On turning into our road I spotted a big pink banner announcing, ‘Happy 30th Kimberley!’, lit up by the garden spotlights.

“Really Dad?” I said, physically squirming in my seat and looking up and down the street to see if anyone else was looking at it.

“Come on, birthday girl, the partygoers need to be able to spot the house easily, and this is as good a sign as any, don’t you think?”

“I suppose.” I said, getting out of the car seat to be greeted by Laura running out the door to look at my expression. She gave me a quick hug and then stood back as if to watch me, like a designer revealing a renovated restaurant to an exhausted businessman.

“It’s lovely, Laura, thank you. How are you?” I said, putting my arm around her, as we walked towards the house.

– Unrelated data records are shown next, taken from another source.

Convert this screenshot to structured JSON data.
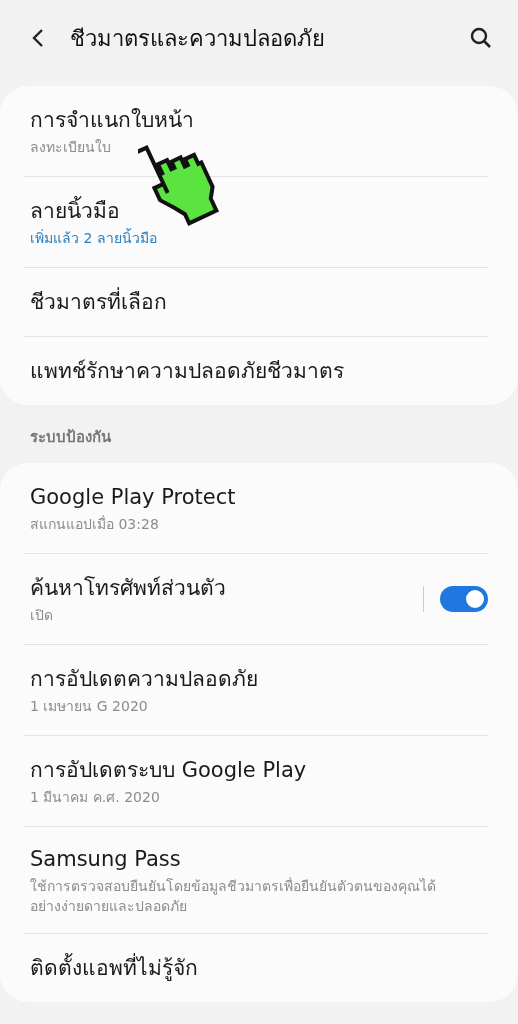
{
  "header": {
    "title": "ชีวมาตรและความปลอดภัย"
  },
  "sections": [
    {
      "items": [
        {
          "kind": "plain",
          "title": "การจำแนกใบหน้า",
          "subtitle": "ลงทะเบียนใบ",
          "subtitle_accent": false,
          "pointer": true
        },
        {
          "kind": "plain",
          "title": "ลายนิ้วมือ",
          "subtitle": "เพิ่มแล้ว 2 ลายนิ้วมือ",
          "subtitle_accent": true
        },
        {
          "kind": "plain",
          "title": "ชีวมาตรที่เลือก"
        },
        {
          "kind": "plain",
          "title": "แพทช์รักษาความปลอดภัยชีวมาตร"
        }
      ]
    },
    {
      "label": "ระบบป้องกัน",
      "items": [
        {
          "kind": "plain",
          "title": "Google Play Protect",
          "subtitle": "สแกนแอปเมื่อ 03:28",
          "subtitle_accent": false
        },
        {
          "kind": "toggle",
          "title": "ค้นหาโทรศัพท์ส่วนตัว",
          "subtitle": "เปิด",
          "subtitle_accent": false,
          "on": true
        },
        {
          "kind": "plain",
          "title": "การอัปเดตความปลอดภัย",
          "subtitle": "1 เมษายน G 2020",
          "subtitle_accent": false
        },
        {
          "kind": "plain",
          "title": "การอัปเดตระบบ Google Play",
          "subtitle": "1 มีนาคม ค.ศ. 2020",
          "subtitle_accent": false
        },
        {
          "kind": "plain",
          "title": "Samsung Pass",
          "subtitle": "ใช้การตรวจสอบยืนยันโดยข้อมูลชีวมาตรเพื่อยืนยันตัวตนของคุณได้อย่างง่ายดายและปลอดภัย",
          "subtitle_accent": false
        },
        {
          "kind": "plain",
          "title": "ติดตั้งแอพที่ไม่รู้จัก"
        }
      ]
    }
  ]
}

“Oh, I’m just fine, looking forward to your party tonight, we’ve had a great response from your school mates. I only sent 15 invites and how may acceptances do you think we got?”

“Oh … five?” I guessed, shrugging my shoulders.

“Sixteen!” replied Laura, raising her eyebrows with a big smile.

“How does that work?” I said, starting to walk alongside her up the path.

“Oh, well only about nine people could come, but they’re mainly bringing their partners with them. I hope that’s ok.”

“You’re kidding me, right?” I said, stopping dead in my tracks halfway up the pathway.

“Please tell me you’re kidding me sis?” I said, looking straight at Laura in the hope it was a joke.

“No, sorry Kitty, I thought you would want me to do plus-one invites by default … See, I thought that if I said no partners, you might be self conscious that people would think you had actually said that only because you didn’t have a partner yourself.”

I stared towards the sky with my eyes closed for a moment, feeling the snowflakes on my face.

“I thought … the last time I checked … that you were 15, so … like … where are you getting this stuff from?”

Laura looked puzzled and began speaking more slowly than before, as if explaining herself to a teacher.

“I talked it through, with my lunch group, at school. There were thoughts either way, but the general consensus was that it was better to invite partners. We talk about all our problems because a burden shared, is a burden halved … six brains are better than one.”

“So now I’m a social problem? The stigma of the older, single sister eh. Jeez, what have I become?” I said, as I began walking towards the house again.

“It’s not like that. I’m just saying that it’ll be way less awkward if people do come with their partners.” Laura said, chasing after me.

“Hey Laura, I can’t fault your logic, and it’s not your fault, but can you imagine how many times I will be asked what is happening with my love life?”

Laura offered no response this time, and when I turned I could see that her shoulders had dropped. Then behind her I saw Dad coming up the path, with my suitcase and his flask from the car, the usual big smile on his face. “Everything ok girls?” He said, as we walked past us and into the house.

I put my arm around Laura’s shoulder again, and hugged her.

”Look sis’, thanks for organising all this, I do appreciate your efforts;  I just need to take a lesson from you in getting my life on track, if I’m not careful you’ll be married before me.”

Laura smiled, “I do have a boyfriend, you know, Jack. I’ll tell you about him later, when Mom and Dad have gone to bed. We can swap boy stories, like we used to.”

“Ha.” I laughed, “I’m afraid I’m not gonna have much to trade, but yes, that sounds like fun.”